Imagine our life is like a giant boulder rolling down slowly the street without stopping. All along its path, it would be collecting grime and shedding filth at the same time. Some of the dirt that it picks up sticks for a good while others may leave as quickly as it is get attached. In our passage of life, every encounter is an event. Some contacts stay to build an everlasting bond and others may just be mere passing memories. Sometimes, we cling on to these flitting moments. We yearn to relive those moments as we feel we could have achieved more if we had followed a different trajectory or at least gasped to that speckle a little longer.

That must be the reason why old photographs and footages evoke the kind of emotion that questions our existence.

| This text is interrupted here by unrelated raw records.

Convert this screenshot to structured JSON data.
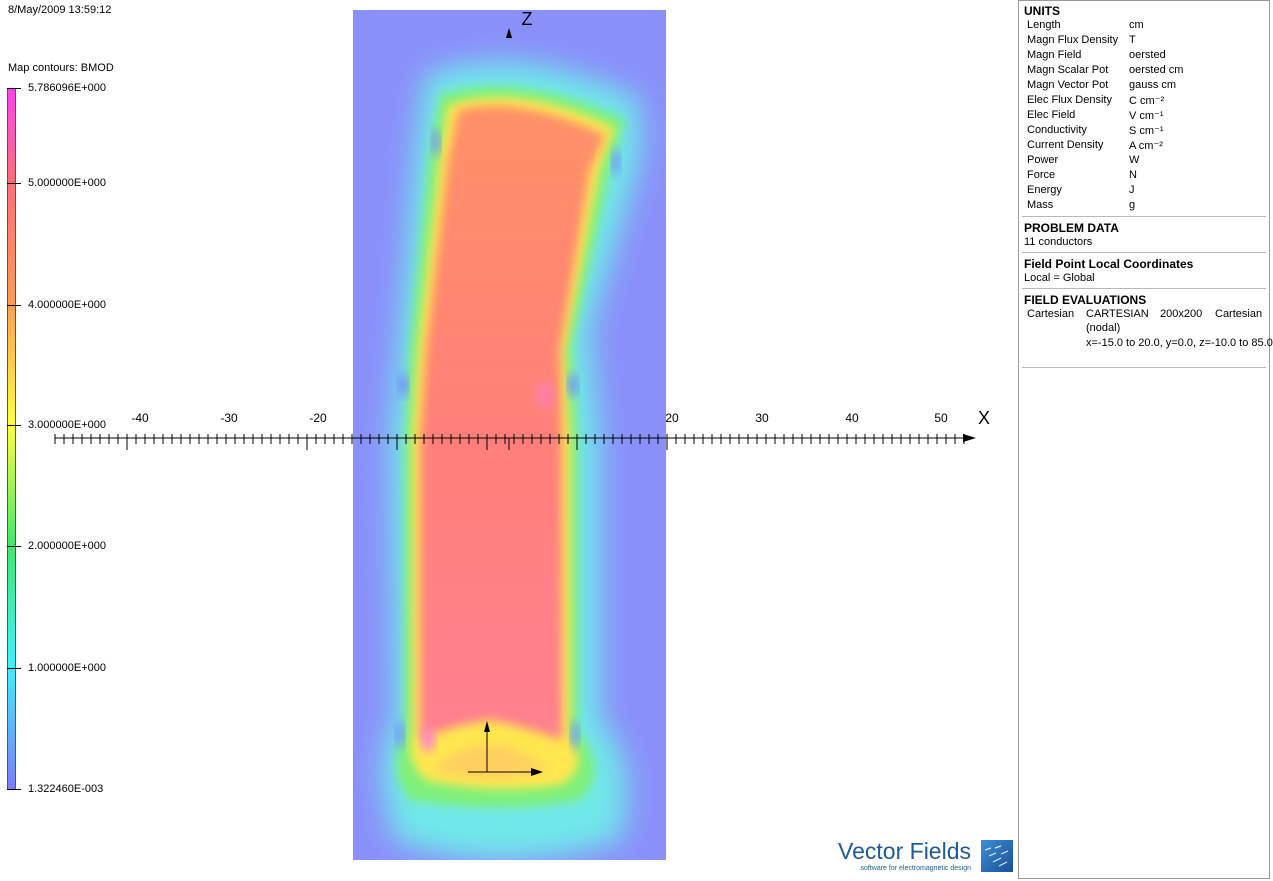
{
  "timestamp": "8/May/2009 13:59:12",
  "legend": {
    "title": "Map contours: BMOD",
    "labels": [
      "5.786096E+000",
      "5.000000E+000",
      "4.000000E+000",
      "3.000000E+000",
      "2.000000E+000",
      "1.000000E+000",
      "1.322460E-003"
    ]
  },
  "axes": {
    "z_label": "Z",
    "x_label": "X",
    "x_tick_labels": [
      "-40",
      "-30",
      "-20",
      "",
      "20",
      "30",
      "40",
      "50"
    ]
  },
  "units": {
    "title": "UNITS",
    "rows": [
      {
        "name": "Length",
        "value": "cm"
      },
      {
        "name": "Magn Flux Density",
        "value": "T"
      },
      {
        "name": "Magn Field",
        "value": "oersted"
      },
      {
        "name": "Magn Scalar Pot",
        "value": "oersted cm"
      },
      {
        "name": "Magn Vector Pot",
        "value": "gauss cm"
      },
      {
        "name": "Elec Flux Density",
        "value": "C cm⁻²"
      },
      {
        "name": "Elec Field",
        "value": "V cm⁻¹"
      },
      {
        "name": "Conductivity",
        "value": "S cm⁻¹"
      },
      {
        "name": "Current Density",
        "value": "A cm⁻²"
      },
      {
        "name": "Power",
        "value": "W"
      },
      {
        "name": "Force",
        "value": "N"
      },
      {
        "name": "Energy",
        "value": "J"
      },
      {
        "name": "Mass",
        "value": "g"
      }
    ]
  },
  "problem_data": {
    "title": "PROBLEM DATA",
    "text": "11 conductors"
  },
  "local_coords": {
    "title": "Field Point Local Coordinates",
    "text": "Local = Global"
  },
  "field_eval": {
    "title": "FIELD EVALUATIONS",
    "col1": "Cartesian",
    "col2": "CARTESIAN",
    "col3": "200x200",
    "col4": "Cartesian",
    "nodal": "(nodal)",
    "range": "x=-15.0 to 20.0, y=0.0, z=-10.0 to 85.0"
  },
  "logo": {
    "name": "Vector Fields",
    "tagline": "software for electromagnetic design",
    "icon": "vector-fields-logo-icon"
  },
  "colors": {
    "background_field": "#8a90fa",
    "band": "#ff8078"
  }
}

Spiralling our memories to a specific time and space could stir the avalanche of sensation that could make us wonder if our lives would have different if we had taken a different path. 

This documentary made by a Singaporean is a trip down memory lane of sorts. Three teenage girls got together with a filmmaker teacher to make a simple movie depicting the ordinary lives of people around the streets of Singapore. In spite of the teacher’s promise to do the post-production finishing touches on it and its subsequent release, it never came to fruition. The teacher went missing.

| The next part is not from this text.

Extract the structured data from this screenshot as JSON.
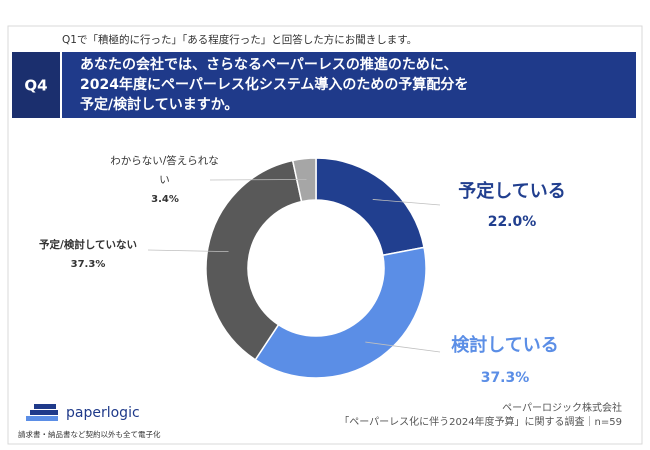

20 years on, after sailing the rough seas of life, the brain behind the venture, Sandi, decide to delve into this missing time capsule; especially after receiving an email from the teacher’s ex-wife from another corner of the world to take reels of film that belonged to Sandi as she was about to dispose of them.
This journey into exorcising the ghost had haunted her whole life also opened the can of worms that covered her teacher’s colourful life. 

An exciting watch from our southern neighbours. It managed to snatch many international accolades. 

Point to ponder: We all agree that we capture that special moment for us to savour on in our lives. But surely, clicking at every angle and being the centre of every picture is not normal. We should appreciate the beauty of a natural landscape, not be the main subject every time while the landscape as the backdrop always.